What would happen if I accidentally type "ps" instead of "ms" (I am
assuming we will not support picoseconds here)?

Will this abort at runtime?

I would prefer if *all* arguments to the format were checkable at compile time:
I.e. something like:
os << "blah blah" << format<std::milli>(end-start) << "blah blah";

I understand this may clash a bit with the desire for a compact
representation, but maybe with some clever design we could achieve
both?

pl

2-clause BSD and MIT licenses (the relevant ones here) do address this.

The second clause here:
https://github.com/fmtlib/fmt/blob/master/LICENSE.rst

States:
“”"
2. Redistributions in binary form must reproduce the above copyright notice, this list of conditions and the following disclaimer in the documentation and/or other materials provided with the distribution.

“”"

IANAL and all that, but I do not think this addresses the binary distribution issues as effectively as what is being proposed for the LLVM license.

Even if it does, it would become that much harder to understand and convince everyone that it sufficiently addresses it.

However, if everything goes under the single LLVM license being proposed, we get to deal with that exactly once rather than having to evaluate N different licenses.

Anyways, we’re pretty far afield here. My main point was that reusing existing libraries in LLVM at this low level has a surprising additional cost beyond any technical cost of tracking dependencies due to the surprising nature of runtime libraries reusing parts of the LLVM project. It is still a cost that should be traded off carefully against the cost of re-implementing something. And none of it should cause us to not examine the alternatives and learn from and match their API ideas where reasonable.

They are as permissive as the most permissive license used in LLVM (and far more permissive than the proposed new license) and carry no binary attribution clauses.

While I don’t quite agree with every aspect of your claim here, I don’t want to debate on a mailing list which license is more or less permissive (ones currently in use, ones proposed, etc.). Not sure anything good comes of that.

In my current implementation, it’s up to the format provider. If you have an illegal format spec (eg {0;0}) it ignores it and prints the format spec as a literal. We could also add an assert here in theory.
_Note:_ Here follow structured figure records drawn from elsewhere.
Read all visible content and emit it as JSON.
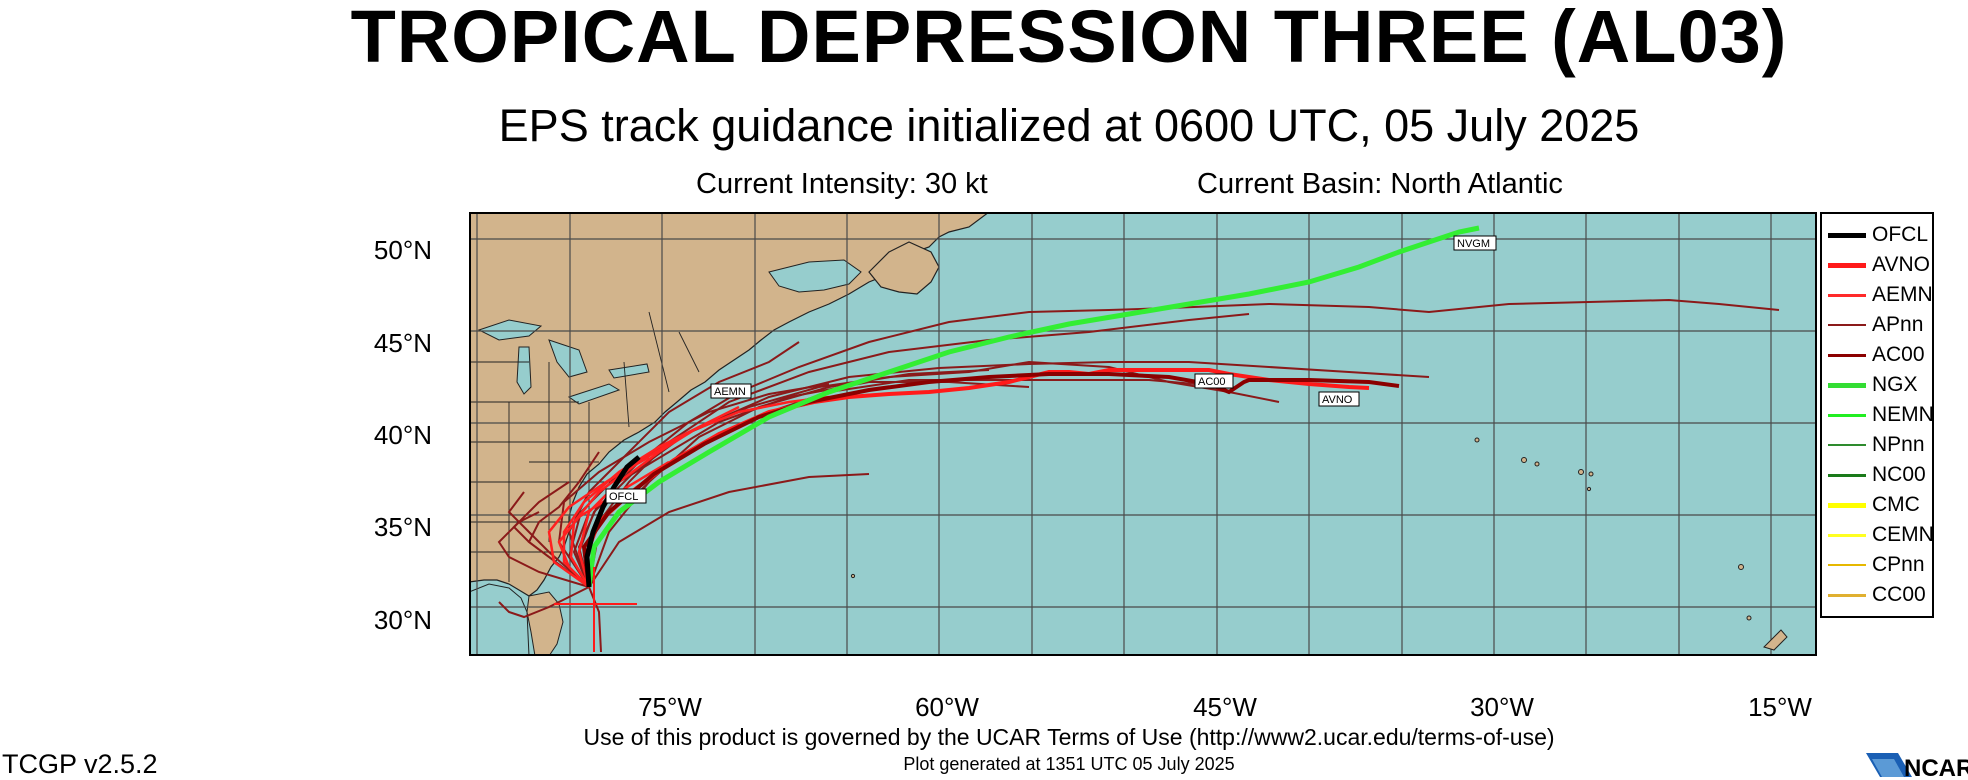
{
  "title": "TROPICAL DEPRESSION THREE (AL03)",
  "subtitle": "EPS track guidance initialized at 0600 UTC, 05 July 2025",
  "current_intensity": "Current Intensity: 30 kt",
  "current_basin": "Current Basin: North Atlantic",
  "lat_labels": [
    "50°N",
    "45°N",
    "40°N",
    "35°N",
    "30°N"
  ],
  "lon_labels": [
    "75°W",
    "60°W",
    "45°W",
    "30°W",
    "15°W"
  ],
  "track_labels": {
    "nvgm": "NVGM",
    "ac00": "AC00",
    "avno": "AVNO",
    "aemn": "AEMN",
    "ofcl": "OFCL"
  },
  "legend": [
    {
      "label": "OFCL",
      "color": "#000000",
      "weight": "thick"
    },
    {
      "label": "AVNO",
      "color": "#ff1a1a",
      "weight": "thick"
    },
    {
      "label": "AEMN",
      "color": "#ff2a2a",
      "weight": "medium"
    },
    {
      "label": "APnn",
      "color": "#8b1a1a",
      "weight": "thin"
    },
    {
      "label": "AC00",
      "color": "#8b0000",
      "weight": "medium"
    },
    {
      "label": "NGX",
      "color": "#33dd33",
      "weight": "thick"
    },
    {
      "label": "NEMN",
      "color": "#22ee22",
      "weight": "medium"
    },
    {
      "label": "NPnn",
      "color": "#2e8b2e",
      "weight": "thin"
    },
    {
      "label": "NC00",
      "color": "#1a7a1a",
      "weight": "medium"
    },
    {
      "label": "CMC",
      "color": "#ffff00",
      "weight": "thick"
    },
    {
      "label": "CEMN",
      "color": "#ffff22",
      "weight": "medium"
    },
    {
      "label": "CPnn",
      "color": "#e6b800",
      "weight": "thin"
    },
    {
      "label": "CC00",
      "color": "#e0b030",
      "weight": "medium"
    }
  ],
  "terms": "Use of this product is governed by the UCAR Terms of Use (http://www2.ucar.edu/terms-of-use)",
  "generated": "Plot generated at 1351 UTC   05 July 2025",
  "version": "TCGP v2.5.2",
  "logo_text": "NCAR",
  "colors": {
    "ocean": "#96cdcd",
    "land": "#d2b48c",
    "grid": "#4a4a4a"
  }
}
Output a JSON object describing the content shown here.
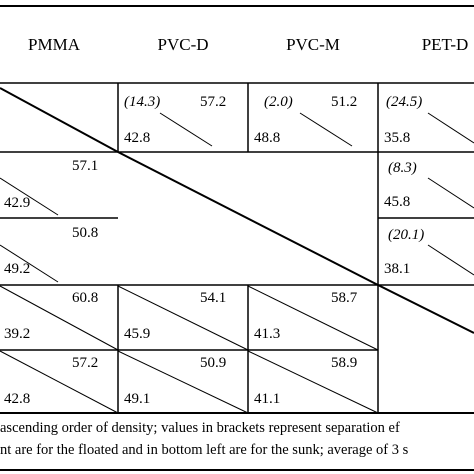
{
  "table": {
    "columns": [
      "PMMA",
      "PVC-D",
      "PVC-M",
      "PET-D"
    ],
    "cells": [
      {
        "id": "r1c2",
        "sep": "(14.3)",
        "floated": "57.2",
        "sunk": "42.8"
      },
      {
        "id": "r1c3",
        "sep": "(2.0)",
        "floated": "51.2",
        "sunk": "48.8"
      },
      {
        "id": "r1c4",
        "sep": "(24.5)",
        "floated": "",
        "sunk": "35.8"
      },
      {
        "id": "r2c1",
        "sep": "",
        "floated": "57.1",
        "sunk": "42.9"
      },
      {
        "id": "r2c4",
        "sep": "(8.3)",
        "floated": "",
        "sunk": "45.8"
      },
      {
        "id": "r3c1",
        "sep": "",
        "floated": "50.8",
        "sunk": "49.2"
      },
      {
        "id": "r3c4",
        "sep": "(20.1)",
        "floated": "",
        "sunk": "38.1"
      },
      {
        "id": "r4c1",
        "sep": "",
        "floated": "60.8",
        "sunk": "39.2"
      },
      {
        "id": "r4c2",
        "sep": "",
        "floated": "54.1",
        "sunk": "45.9"
      },
      {
        "id": "r4c3",
        "sep": "",
        "floated": "58.7",
        "sunk": "41.3"
      },
      {
        "id": "r5c1",
        "sep": "",
        "floated": "57.2",
        "sunk": "42.8"
      },
      {
        "id": "r5c2",
        "sep": "",
        "floated": "50.9",
        "sunk": "49.1"
      },
      {
        "id": "r5c3",
        "sep": "",
        "floated": "58.9",
        "sunk": "41.1"
      }
    ]
  },
  "footnote": {
    "line1": "ascending order of density; values in brackets represent separation ef",
    "line2": "nt are for the floated and in bottom left are for the sunk; average of 3 s"
  }
}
If/when we move to c++14, a constexpr StringRef implementation would allow us to parse and validate the entire format string at compile time.

Since conciseness is one of the main goals of a library such as this, I would hate to actively hamper this for more compile time checking. If you write an invalid format spec presumably your test will fail since it will ignore it

Actually I should elaborate because this is a tad misleading.
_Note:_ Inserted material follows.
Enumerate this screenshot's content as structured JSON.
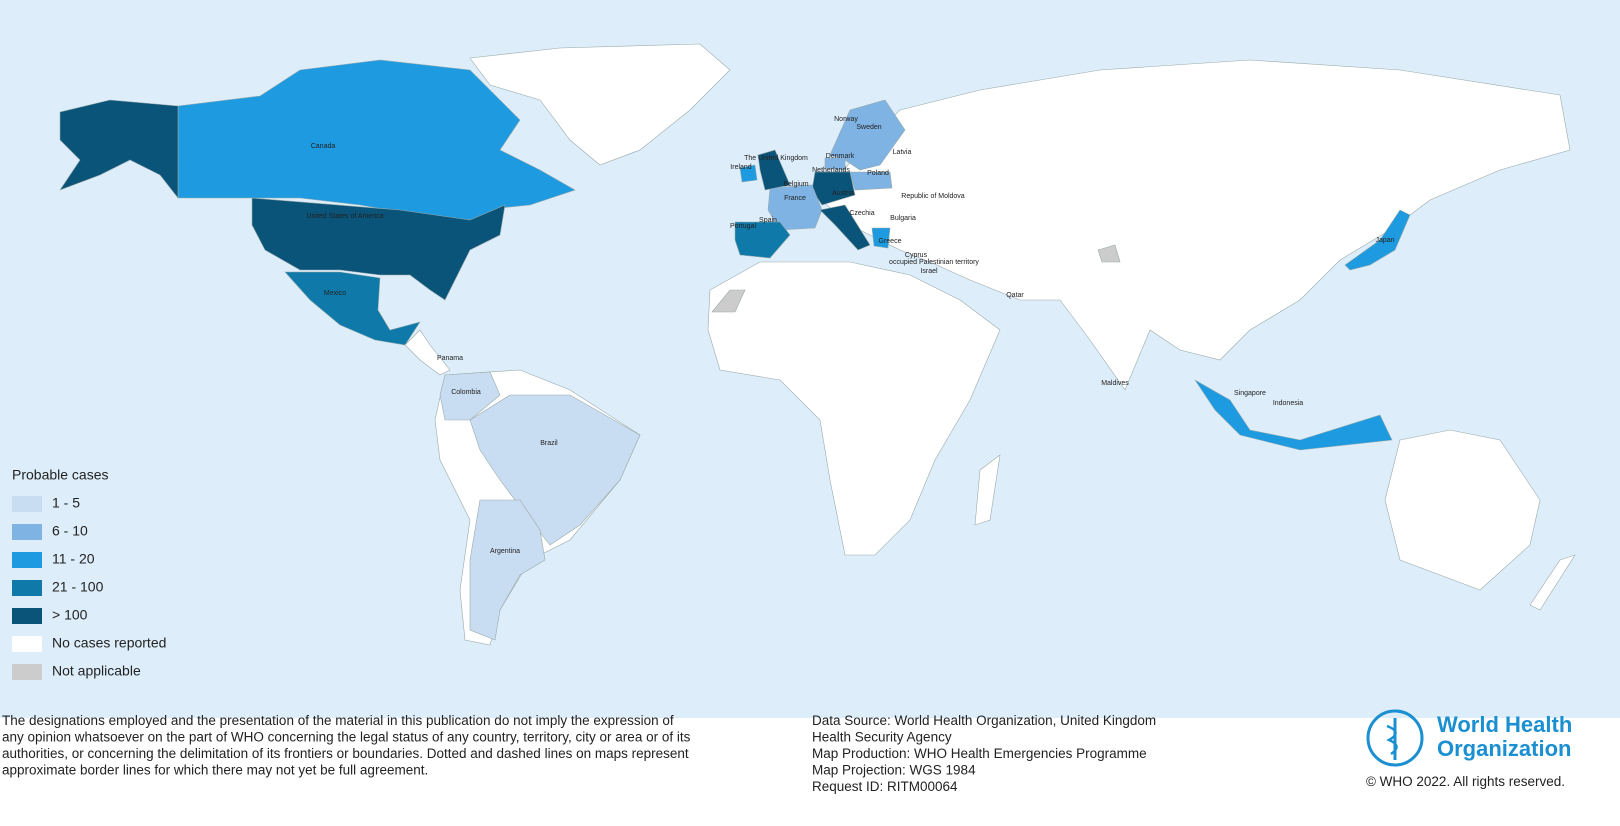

If the syntax is illegal it will ignore. Like if you write {0;} or {0{. In this case the entire thing is pasted into the output and no replacement happens.

If it can successfully parse into X, Y, and Z where X is the index, Y is the alignment, and Z is the option string, then what happens depends on which of X, Y, and Z are illegal.

If X is empty the sequence is replaced with an empty string. Otherwise, If X is not a positive integer the sequence is pasted into the output and everything else ignored.

If Y is illegal, Y is ignored as if it wasn’t specified.

Whether Z is illegal is up to the format provider, so each one decides how to react to an invalid string

Note that any point here we can assert. This would allow us to catch these in debug builds while silently doing the best we can in non debug builds

1. os << format_string("Test"); // writes "test"
2. os << format_string("{0}", 7); // writes "7"

The "<< format_string(..." is ... really verbose for me. It also makes me
strongly feel like this produces a string rather than a streamable entity.

I wonder if we could use UDLs instead?

os << "Test" << "{0}"_fs << 7;

~Aaron

I’m not sure that would work well. The implementation relies on being able to index into the parameter pack. How would you do that if each parameter is streamed in?

“{0} {1}”_fs(1, 2)

Could perhaps work, but it looks a little strange to me.

Fwiw i agree format_string is long. Ideally it would be called format, but that’s taken.

Another option is os.format(“{0}”, 7), and have format_string(“{0}”, 7) return a std::string.